Scattered thoughts on multiculturalism, the Dublin riots, and the man who would be king
The transnational ruling class has decided that humans are to be treated as a fungible resource, to be moved around the same way we transfer oil, cell phones, or liquid capital. Of course this doesn’t apply, yet, to every country. China, India, and Japan, for example, are famously exempt from the requirements to open their borders to a laminar human flow from every segment of the globe. In practice, it is only White countries that must treat their borders like sluice gates from a cesspool.
Perhaps the motivations are purely economic. Birth rates remain stubbornly low throughout the developed world, although the adjective ‘stubbornly’ presupposes that anything whatsoever has been tried in order to raise total fertility; in practice, government policies are systematically calibrated towards suppressing the fertility of native populations, which after all helps to keep women in the workforce and, therefore, wages low. Since we all know that humans are entirely interchangeable, with no difference between a Mongol, a Mayan, and a Malay, low birth rates aren’t a problem. We can just import people to make up the difference.
The mass migration strategy that’s been pursued across the Western world has indeed had economic benefits, for the globalist tribe running things at least.
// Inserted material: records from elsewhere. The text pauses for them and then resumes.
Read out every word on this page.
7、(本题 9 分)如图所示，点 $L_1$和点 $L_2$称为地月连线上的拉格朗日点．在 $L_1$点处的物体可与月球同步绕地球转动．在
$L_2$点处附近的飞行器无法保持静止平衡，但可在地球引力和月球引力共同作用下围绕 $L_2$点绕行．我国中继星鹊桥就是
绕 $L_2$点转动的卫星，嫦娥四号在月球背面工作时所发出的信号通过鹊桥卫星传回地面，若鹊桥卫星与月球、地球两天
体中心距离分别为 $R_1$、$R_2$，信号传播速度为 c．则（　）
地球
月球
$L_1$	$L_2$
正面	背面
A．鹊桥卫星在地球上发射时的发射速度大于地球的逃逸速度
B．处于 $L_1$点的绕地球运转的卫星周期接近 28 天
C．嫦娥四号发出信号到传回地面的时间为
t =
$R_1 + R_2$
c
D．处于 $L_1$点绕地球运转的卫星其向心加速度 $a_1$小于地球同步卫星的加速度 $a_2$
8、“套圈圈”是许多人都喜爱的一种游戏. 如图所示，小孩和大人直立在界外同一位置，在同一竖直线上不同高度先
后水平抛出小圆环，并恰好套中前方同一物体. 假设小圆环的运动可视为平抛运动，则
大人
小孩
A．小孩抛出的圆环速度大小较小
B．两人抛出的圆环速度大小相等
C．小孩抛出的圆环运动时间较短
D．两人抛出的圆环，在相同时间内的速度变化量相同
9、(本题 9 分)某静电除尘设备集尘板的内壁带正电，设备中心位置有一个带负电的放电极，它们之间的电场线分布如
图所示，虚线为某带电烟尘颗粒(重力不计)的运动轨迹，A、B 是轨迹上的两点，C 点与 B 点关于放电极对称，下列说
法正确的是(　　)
By packing third-worlders into their countries, they’ve successfully raised GDP. Big line go up, which is wonderful for the financial ownership class. For everyone else, it’s been terrible, since it turns out that increasing GDP via immigration doesn’t have much of an effect on per capita GDP, although it has quite the strong effect on real estate prices (up), cost of living (up), and wages (down), which is great if you’re in the ruling class and, otherwise, not great at all.